- Australian cover art
- Developer: Sidhe Interactive
- Publishers: Australia: Tru Blu Entertainment; Europe: Home Entertainment Suppliers;
- Producer: Andy Satterthwaite
- Designers: Andy Satterthwaite; Robert Curry; Daniel Mathers; E'van Johnston;
- Platforms: Microsoft Windows, PlayStation 2, Xbox
- Release: EU: 8 December 2006;
- Genres: Sports, racing simulation
- Modes: Single-player, multiplayer

= Melbourne Cup Challenge =

2006 horse-racing video game

Melbourne Cup Challenge, released in Europe as Frankie Dettori Racing, is a horse-racing video game developed by New Zealand studio Sidhe Interactive. It was released for Microsoft Windows, PlayStation 2 and Xbox. The European edition, titled Frankie Dettori Racing, was released on 8 December 2006 and was published by Home Entertainment Suppliers.

==Gameplay==
Melbourne Cup Challenge is a horse-racing simulation containing playable race events and a stable-management component. Its game modes include Career Mode, Jockey Challenge and Betting Party. In Career Mode, the player can buy horses at auctions, breed and train them, and manage a racing stable.

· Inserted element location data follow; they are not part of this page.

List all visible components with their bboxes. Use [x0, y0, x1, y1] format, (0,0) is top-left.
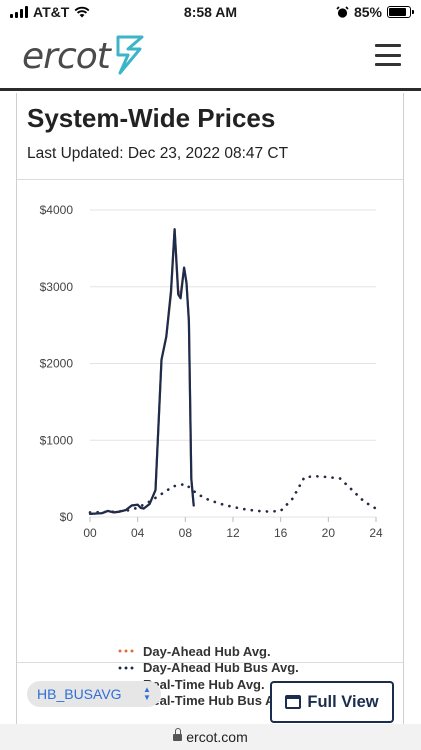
price-chart-svg: $0 $1000 $2000 $3000 $4000 00 04 08 12 16 20 24: [40, 203, 383, 540]
site-header: ercot: [0, 28, 421, 90]
chevron-updown-icon: ▲ ▼: [143, 685, 151, 702]
carrier-label: AT&T: [33, 4, 70, 20]
legend-label: Real-Time Hub Bus Avg.: [143, 693, 293, 709]
alarm-icon: [336, 5, 349, 18]
y-tick-label: $0: [60, 510, 74, 524]
window-icon: [285, 695, 302, 709]
y-tick-label: $3000: [40, 280, 74, 294]
browser-url-bar[interactable]: ercot.com: [0, 724, 421, 750]
legend-label: Real-Time Hub Avg.: [143, 676, 265, 692]
legend-item[interactable]: Day-Ahead Hub Avg.: [117, 643, 299, 660]
x-tick-label: 24: [369, 526, 383, 540]
legend-swatch: [117, 646, 135, 657]
wifi-icon: [74, 6, 90, 18]
full-view-button[interactable]: Full View: [270, 681, 394, 723]
x-tick-label: 20: [322, 526, 336, 540]
full-view-label: Full View: [307, 692, 379, 711]
signal-icon: [10, 6, 28, 18]
real-time-hub-avg-line: [88, 228, 195, 515]
logo-bolt-icon: [116, 35, 144, 74]
card-divider-bottom: [17, 662, 403, 663]
last-updated: Last Updated: Dec 23, 2022 08:47 CT: [27, 145, 289, 162]
card-divider: [17, 179, 403, 180]
legend-label: Day-Ahead Hub Avg.: [143, 643, 271, 659]
price-chart: $0 $1000 $2000 $3000 $4000 00 04 08 12 16 20 24 Day…: [17, 180, 403, 708]
header-divider: [0, 88, 421, 91]
status-right: 85%: [336, 4, 414, 20]
x-tick-label: 16: [274, 526, 288, 540]
y-tick-label: $4000: [40, 203, 74, 217]
day-ahead-hub-avg-line: [88, 475, 378, 514]
day-ahead-hub-bus-avg-line: [88, 475, 378, 514]
hamburger-menu-icon[interactable]: [375, 44, 401, 66]
legend-swatch: [117, 662, 135, 673]
legend-item[interactable]: Day-Ahead Hub Bus Avg.: [117, 660, 299, 677]
prices-card: System-Wide Prices Last Updated: Dec 23,…: [16, 93, 404, 733]
series-select[interactable]: HB_BUSAVG ▲ ▼: [27, 681, 161, 707]
clock: 8:58 AM: [183, 4, 238, 20]
card-title: System-Wide Prices: [27, 103, 276, 133]
ercot-logo[interactable]: ercot: [22, 35, 148, 77]
lock-icon: [173, 728, 183, 742]
y-tick-label: $1000: [40, 433, 74, 447]
url-domain: ercot.com: [186, 729, 248, 745]
status-left: AT&T: [10, 4, 90, 20]
x-tick-label: 00: [83, 526, 97, 540]
real-time-hub-bus-avg-line: [88, 228, 195, 515]
chart-legend: Day-Ahead Hub Avg. Day-Ahead Hub Bus Avg.…: [117, 643, 299, 709]
logo-text: ercot: [22, 36, 111, 77]
x-tick-label: 12: [226, 526, 240, 540]
series-select-value: HB_BUSAVG: [37, 686, 122, 702]
y-tick-label: $2000: [40, 357, 74, 371]
legend-label: Day-Ahead Hub Bus Avg.: [143, 660, 299, 676]
battery-percent: 85%: [353, 4, 382, 20]
x-tick-label: 04: [131, 526, 145, 540]
x-tick-label: 08: [179, 526, 193, 540]
battery-icon: [387, 6, 414, 18]
status-bar: AT&T 8:58 AM 85%: [0, 0, 421, 24]
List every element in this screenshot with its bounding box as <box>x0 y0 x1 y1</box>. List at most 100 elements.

The game includes twenty racecourses, including licensed representations of Flemington Racecourse, Caulfield Racecourse and Ascot Racecourse. The Australian edition includes the Melbourne Cup, while the European edition was licensed around jockey Frankie Dettori.

Single-player and multiplayer modes are included. The official website advertised online multiplayer through the Jockey Challenge and Betting Party modes.

Horse and jockey movements used motion-capture work performed with the involvement of Weta Digital's motion-capture team.

Home Entertainment Suppliers was identified on the game's official Australian website as its publisher and Australian distributor, with GameWizz Interactive handling distribution in New Zealand.

==Release==
The European release was released on 8 December under the title Frankie Dettori Racing.